Retail sales declined in December more than expected, reports Cox Automotive’s Auto Market Weekly Summary for January 23.
Spending was down 1.1% in December with a drop of 0.9% month over month. November sales were revised down from an initial decline of 0.6% to a decline of 1.0%.
In the auto sector, sales were down even more, with sales of motor vehicles and parts falling 1.2% and overall market sales declining 1.1%, Cox reported. Spending at gas stations also dropped 4.6% in December, despite lower gas prices.
Entities seeing the largest declines included:
A 2.0% drop in sales overall at gas stations, furniture, home furnishing, electronics, and appliance stores A 1.1% drop in sales at motor vehicle and parts dealers
A 1.1% drop in sales at non-store (e-commerce) retailers and miscellaneous store retailers.
Of the major retail categories, only building material stores (+0.3%) and sporting goods, hobby, book, and music stores (+0.1%) saw gains.
Retail sales were up 6.0% on a nominal basis in December, the same as in November. Cox reported a 1.1% decline in retail sales for the month and a 0.4% decline from a year ago.
The retail trend shows that consumers are spending less. Retail sales do not include spending on things like travel, which was strong in December according to credit card spending data.

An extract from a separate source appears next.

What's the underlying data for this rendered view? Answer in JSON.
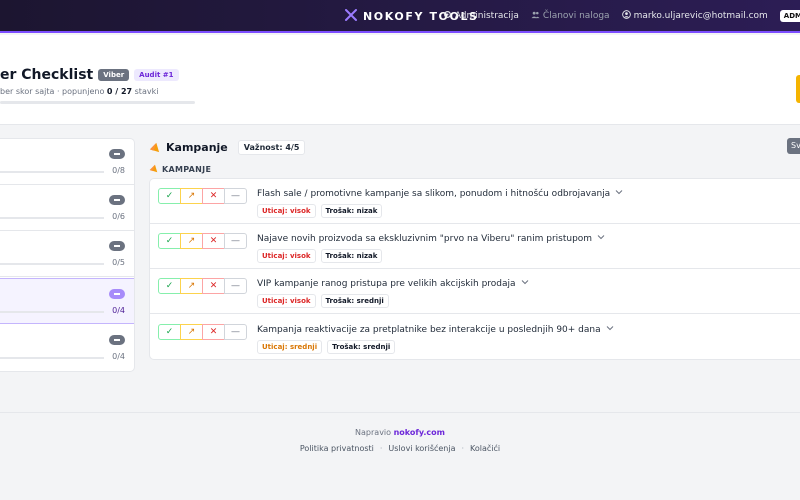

Residential construction decreased in December. The seasonally adjusted annualized rate of housing starts fell by 1.4%, but analysts report the decrease was less than expected. Permits dropped 1.6% when a smaller decline had been expected, Cox reports, noting the starts decrease was only in multifamily housing, which saw a 19% decline while single-family starts grew 11.3%.
Total housing starts fell 21.8% from a year ago and decreased by 10.1% compared to December 2019. The permits decline occurred in single family housing, with a 6.5% decline compared to a 5.3% increase in multifamily. Cox reported that permits were down 29.9% from 2020 and 7.6% from 2019.
Skyrocketing mortgage rates in 2022 reduced demand for single-family homes, while the spike in multifamily construction is producing new apartments as slowing economic growth starts reduces demand.
Cox reported that existing home sales fell less than expected in December but were still down for the 11th month in a row. The SAAR for existing home sales fell to 4.02 million from 4.08 million in November. Existing home sales were down 34% from 2020 and were at the slowest pace since November 2010.
Real estate inventory declined to 970,000 units, up 10.2% from a year ago. Still, the National Association of Realtors reports inventory remains limited. However, homes are selling quickly with 57% of the homes sold in December on the market for less than a month. The average time on the market was 26 days, up from 24 days in November and 19 days in December. The months’ supply of homes for sale fell to 2.9 months and the median sales price declined to $366,900, up just 2.3% from a year ago, Cox noted.
Seasonally adjusted initial jobless claims declined by 15,000 to 190,000 for the week ending January 14, which was the lowest weekly level since September, while non-seasonally adjusted initial claims declined by 54,000. Cox reported that the unadjusted numbers are higher than at the beginning of 2020.
Continuing claims by individuals who previously filed and remain on traditional unemployment compensation increased by 17,000 from the previous week, bringing the total to 1.65 million as of January 7. That level of continuing claims is 116,000 lower than before the pandemic, the Cox analysis found.
Though the labor market is not as strong as it was a year ago, Cox concluded that there is little evidence of major deterioration in jobless claims data. The report concludes that jobless claims are historically low relative to the job base.